Unser Lager haben wir in al-Gazirah aufgeschlagen. Wie ein stilles, verwunschenes Boot liegt diese Insel mitten im Nil, durch eine breite Brücke mit Eisengeländer und Löwenstatuen an den Brückenköpfen mit dem Ufer verbunden. Wunderschön ist es hier: Vornehme Wohnhäuser säumen die ruhigen, baumbestandenen und deshalb schattigen Straßen. Wer hier lebt, mit dem hat Fortuna es wirklich gut gemeint. Sogar einen Sportclub gibt es!
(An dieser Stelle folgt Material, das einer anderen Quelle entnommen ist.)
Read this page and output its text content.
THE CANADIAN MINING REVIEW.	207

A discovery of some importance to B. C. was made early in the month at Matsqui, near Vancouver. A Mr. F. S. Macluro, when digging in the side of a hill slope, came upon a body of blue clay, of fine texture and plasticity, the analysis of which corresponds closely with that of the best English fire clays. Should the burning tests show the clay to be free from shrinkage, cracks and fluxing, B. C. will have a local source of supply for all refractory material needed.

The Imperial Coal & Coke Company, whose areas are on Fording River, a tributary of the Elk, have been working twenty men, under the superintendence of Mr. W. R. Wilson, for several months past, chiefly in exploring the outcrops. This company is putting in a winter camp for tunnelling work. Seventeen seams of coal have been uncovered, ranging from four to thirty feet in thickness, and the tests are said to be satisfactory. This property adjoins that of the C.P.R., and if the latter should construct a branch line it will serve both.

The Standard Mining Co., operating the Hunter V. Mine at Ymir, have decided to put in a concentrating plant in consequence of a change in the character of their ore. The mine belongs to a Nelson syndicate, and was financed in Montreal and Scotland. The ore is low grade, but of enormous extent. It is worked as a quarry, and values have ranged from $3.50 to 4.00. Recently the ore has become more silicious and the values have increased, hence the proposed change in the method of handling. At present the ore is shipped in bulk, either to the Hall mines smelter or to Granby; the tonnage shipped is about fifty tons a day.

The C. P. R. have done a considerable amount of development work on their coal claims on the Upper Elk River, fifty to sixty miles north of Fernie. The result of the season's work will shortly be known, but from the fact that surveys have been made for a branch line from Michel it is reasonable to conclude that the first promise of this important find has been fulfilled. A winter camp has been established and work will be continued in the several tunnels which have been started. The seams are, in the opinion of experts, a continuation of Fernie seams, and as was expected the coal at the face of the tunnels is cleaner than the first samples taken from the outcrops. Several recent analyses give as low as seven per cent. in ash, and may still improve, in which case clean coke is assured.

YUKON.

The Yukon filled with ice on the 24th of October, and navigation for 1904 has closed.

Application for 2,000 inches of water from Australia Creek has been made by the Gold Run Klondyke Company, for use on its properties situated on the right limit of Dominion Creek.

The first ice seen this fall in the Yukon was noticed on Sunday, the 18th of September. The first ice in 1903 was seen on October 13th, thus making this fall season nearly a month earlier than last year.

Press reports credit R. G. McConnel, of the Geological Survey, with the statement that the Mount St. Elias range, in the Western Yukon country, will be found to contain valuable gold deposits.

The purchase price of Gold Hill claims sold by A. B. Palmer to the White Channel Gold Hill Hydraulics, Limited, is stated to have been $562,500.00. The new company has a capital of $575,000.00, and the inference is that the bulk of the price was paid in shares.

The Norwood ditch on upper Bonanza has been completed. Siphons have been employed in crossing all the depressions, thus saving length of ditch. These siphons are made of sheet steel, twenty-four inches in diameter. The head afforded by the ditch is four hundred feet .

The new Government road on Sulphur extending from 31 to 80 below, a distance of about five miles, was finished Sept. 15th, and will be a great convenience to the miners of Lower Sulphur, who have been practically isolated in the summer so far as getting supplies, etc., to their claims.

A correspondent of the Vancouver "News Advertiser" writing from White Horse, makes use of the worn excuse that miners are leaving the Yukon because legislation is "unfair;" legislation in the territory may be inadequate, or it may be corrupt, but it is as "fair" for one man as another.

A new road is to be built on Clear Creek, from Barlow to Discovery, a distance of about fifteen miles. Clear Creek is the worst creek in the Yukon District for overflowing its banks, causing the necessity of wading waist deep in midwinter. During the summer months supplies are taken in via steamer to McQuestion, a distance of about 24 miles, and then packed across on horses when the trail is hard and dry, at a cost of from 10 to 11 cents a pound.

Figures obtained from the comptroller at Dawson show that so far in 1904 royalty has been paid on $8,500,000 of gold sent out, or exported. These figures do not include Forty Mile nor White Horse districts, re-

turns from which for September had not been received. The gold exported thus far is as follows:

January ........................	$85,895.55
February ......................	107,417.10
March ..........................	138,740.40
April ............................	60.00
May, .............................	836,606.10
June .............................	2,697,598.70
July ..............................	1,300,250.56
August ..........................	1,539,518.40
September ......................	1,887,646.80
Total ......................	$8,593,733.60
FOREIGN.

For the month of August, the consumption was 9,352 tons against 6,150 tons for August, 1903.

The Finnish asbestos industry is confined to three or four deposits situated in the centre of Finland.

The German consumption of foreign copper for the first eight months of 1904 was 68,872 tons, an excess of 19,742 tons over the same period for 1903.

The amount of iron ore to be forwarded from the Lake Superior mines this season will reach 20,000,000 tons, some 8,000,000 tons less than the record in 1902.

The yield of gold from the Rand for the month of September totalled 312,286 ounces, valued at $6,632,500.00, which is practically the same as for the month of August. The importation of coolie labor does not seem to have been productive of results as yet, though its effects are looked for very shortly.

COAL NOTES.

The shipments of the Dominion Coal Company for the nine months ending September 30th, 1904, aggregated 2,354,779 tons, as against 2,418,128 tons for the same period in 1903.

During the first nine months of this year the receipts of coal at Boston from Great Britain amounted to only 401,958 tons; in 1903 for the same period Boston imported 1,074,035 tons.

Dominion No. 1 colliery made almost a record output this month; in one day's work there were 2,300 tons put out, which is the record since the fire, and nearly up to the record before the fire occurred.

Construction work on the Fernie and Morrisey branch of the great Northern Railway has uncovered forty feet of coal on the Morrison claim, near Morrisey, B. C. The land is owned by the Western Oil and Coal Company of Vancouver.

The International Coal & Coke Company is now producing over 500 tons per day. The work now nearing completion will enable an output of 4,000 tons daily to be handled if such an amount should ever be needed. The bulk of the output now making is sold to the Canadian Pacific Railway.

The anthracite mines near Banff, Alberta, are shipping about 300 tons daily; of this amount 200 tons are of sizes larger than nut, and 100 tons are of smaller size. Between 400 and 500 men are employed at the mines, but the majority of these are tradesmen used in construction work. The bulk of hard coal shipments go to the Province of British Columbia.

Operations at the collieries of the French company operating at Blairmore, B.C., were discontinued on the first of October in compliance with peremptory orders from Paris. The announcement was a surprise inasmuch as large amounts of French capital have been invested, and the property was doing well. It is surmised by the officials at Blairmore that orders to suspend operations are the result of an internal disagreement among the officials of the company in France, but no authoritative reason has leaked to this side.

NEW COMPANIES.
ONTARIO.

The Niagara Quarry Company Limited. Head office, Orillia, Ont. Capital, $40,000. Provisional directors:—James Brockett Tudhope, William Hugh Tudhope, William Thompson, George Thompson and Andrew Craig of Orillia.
Und natürlich einen Palast, vom vorigen Khediven erbaut, mit pastellfarbenen Bögen und Säulen und mit gusseisernen Gittern wie aus fein gewebter Spitze – märchenhaft, wie aus Tausendundeiner Nacht. »Jardin des Plantes« wird al-Gazirah auch genannt, wegen seiner vielen Gärten, allen voran der Botanische Garten des Khediven. Ein lauschiges Stückchen vom Paradies also – und mittendrin sitzen nun wir, die britische Armee, mit unseren Zelten und unserem militärischen Krimskrams. Ein scharfer Kontrast, wie Du Dir vielleicht vorstellen kannst.
Ich find’s famos, dass ihr wieder ans College wollt, Du und Ads! Sis würde es gewiss auch nicht schaden, ihr Näschen häufiger in Bücher zu stecken und sich etwas weniger mit Modemagazinen und Gesellschaftsklatsch zu beschäftigen. Apropos: Falls Du meiner nachlässigen kleinen Schwester einmal schreibst, richte ihr doch bitte aus, dass Royston sich nach einigen Zeilen aus ihrer Feder verzehrt. Vielleicht schlägt sie eine Ermahnung von Dir nicht in den Wind, wie sie es bei ihrem großen Bruder tut. Royston lässt mir sonst nämlich keine Ruhe und raubt mir mit seinem Gejammer nach dem Zapfenstreich noch den Schlaf! Kleiner Scherz. Ich bin froh, dass ich ihn und die anderen um mich habe, das lindert mein Heimweh doch etwas, ungeachtet dessen, was es hier alles zu sehen und zu entdecken gibt, während wir unseren doch recht eintönigen Dienst versehen.
Du allerdings fehlst mir ungeheuer, Grace, mehr, als ich sagen kann. Bitte schreib mir so oft wie möglich. Ich freue mich über jede Zeile von Dir.